Researchers aren’t recommending that we do away with wind turbines, but they are proposing some possible solutions to save bats and birds from death by turbine. Operators could turn off the blades when wind is too low to produce energy. Pulsing lights or beeping devices may keep bats from coming too close.
And That’s Not Their Only Problem!
The wind turbines are delivering a one-two punch to bat populations that are already down. While migrating tree bats face turbines, other bat species that hibernate in caves are being challenged and killed in large numbers by a disease called white-nose syndrome (see Bats Continue to Die By the Millions From Killer Disease). Since it was discovered in 2006, the fungal disease has killed 7 million bats, about 90% of the bats in the Northeast. Those statistics are from the latest U.S. Fish and Wildlife Service survey, already two years old.

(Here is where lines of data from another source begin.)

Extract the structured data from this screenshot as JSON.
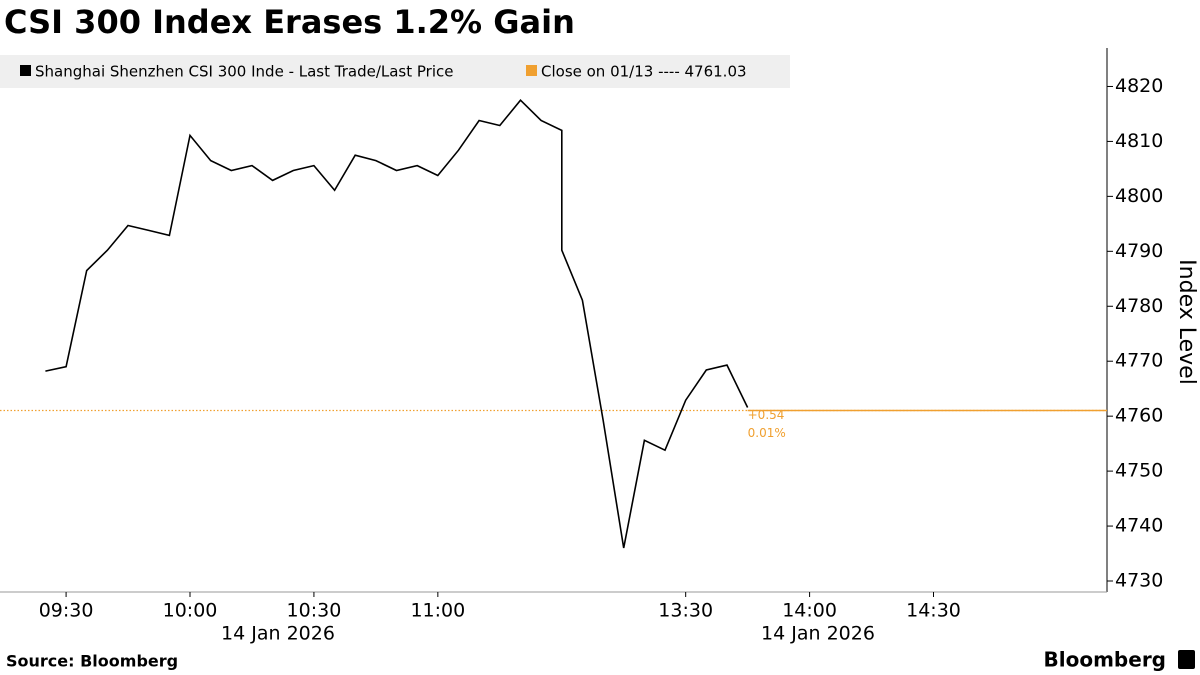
{
  "chart_data": {
    "type": "line",
    "title": "CSI 300 Index Erases 1.2% Gain",
    "y_label": "Index Level",
    "source": "Source: Bloomberg",
    "brand": "Bloomberg",
    "x": [
      "09:25",
      "09:30",
      "09:35",
      "09:40",
      "09:45",
      "09:50",
      "09:55",
      "10:00",
      "10:05",
      "10:10",
      "10:15",
      "10:20",
      "10:25",
      "10:30",
      "10:35",
      "10:40",
      "10:45",
      "10:50",
      "10:55",
      "11:00",
      "11:05",
      "11:10",
      "11:15",
      "11:20",
      "11:25",
      "11:30",
      "13:00",
      "13:05",
      "13:10",
      "13:15",
      "13:20",
      "13:25",
      "13:30",
      "13:35",
      "13:40",
      "13:45"
    ],
    "series": [
      {
        "name": "Shanghai Shenzhen CSI 300 Inde - Last Trade/Last Price",
        "color": "#000000",
        "values": [
          4768.2,
          4769,
          4786.5,
          4790.2,
          4794.7,
          4793.8,
          4792.9,
          4811.1,
          4806.5,
          4804.7,
          4805.6,
          4802.9,
          4804.7,
          4805.6,
          4801.1,
          4807.5,
          4806.5,
          4804.7,
          4805.6,
          4803.8,
          4808.4,
          4813.8,
          4812.9,
          4817.5,
          4813.8,
          4812,
          4790.2,
          4781.1,
          4759.3,
          4736,
          4755.6,
          4753.8,
          4762.9,
          4768.4,
          4769.3,
          4761.57
        ]
      }
    ],
    "reference_line": {
      "label": "Close on 01/13 ---- 4761.03",
      "value": 4761.03,
      "color": "#f0a030"
    },
    "annotations": [
      "+0.54",
      "0.01%"
    ],
    "xlim": [
      "09:14",
      "15:12"
    ],
    "xticks": [
      "09:30",
      "10:00",
      "10:30",
      "11:00",
      "13:30",
      "14:00",
      "14:30"
    ],
    "x_date_labels": [
      "14 Jan 2026",
      "14 Jan 2026"
    ],
    "ylim": [
      4728,
      4827
    ],
    "yticks": [
      4730,
      4740,
      4750,
      4760,
      4770,
      4780,
      4790,
      4800,
      4810,
      4820
    ],
    "grid": false
  }
}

It’s harder to come up with a way to help bats avoid white-nose syndrome. The fungus attacks them when they are hibernating in large groups in caves, leaving infected bats with a telltale cottony white moustache. The fungus doesn’t discriminate either; it attacks and kills all bats, including the little brown bat and the big brown bat, the two species common in New Hampshire and Massachusetts.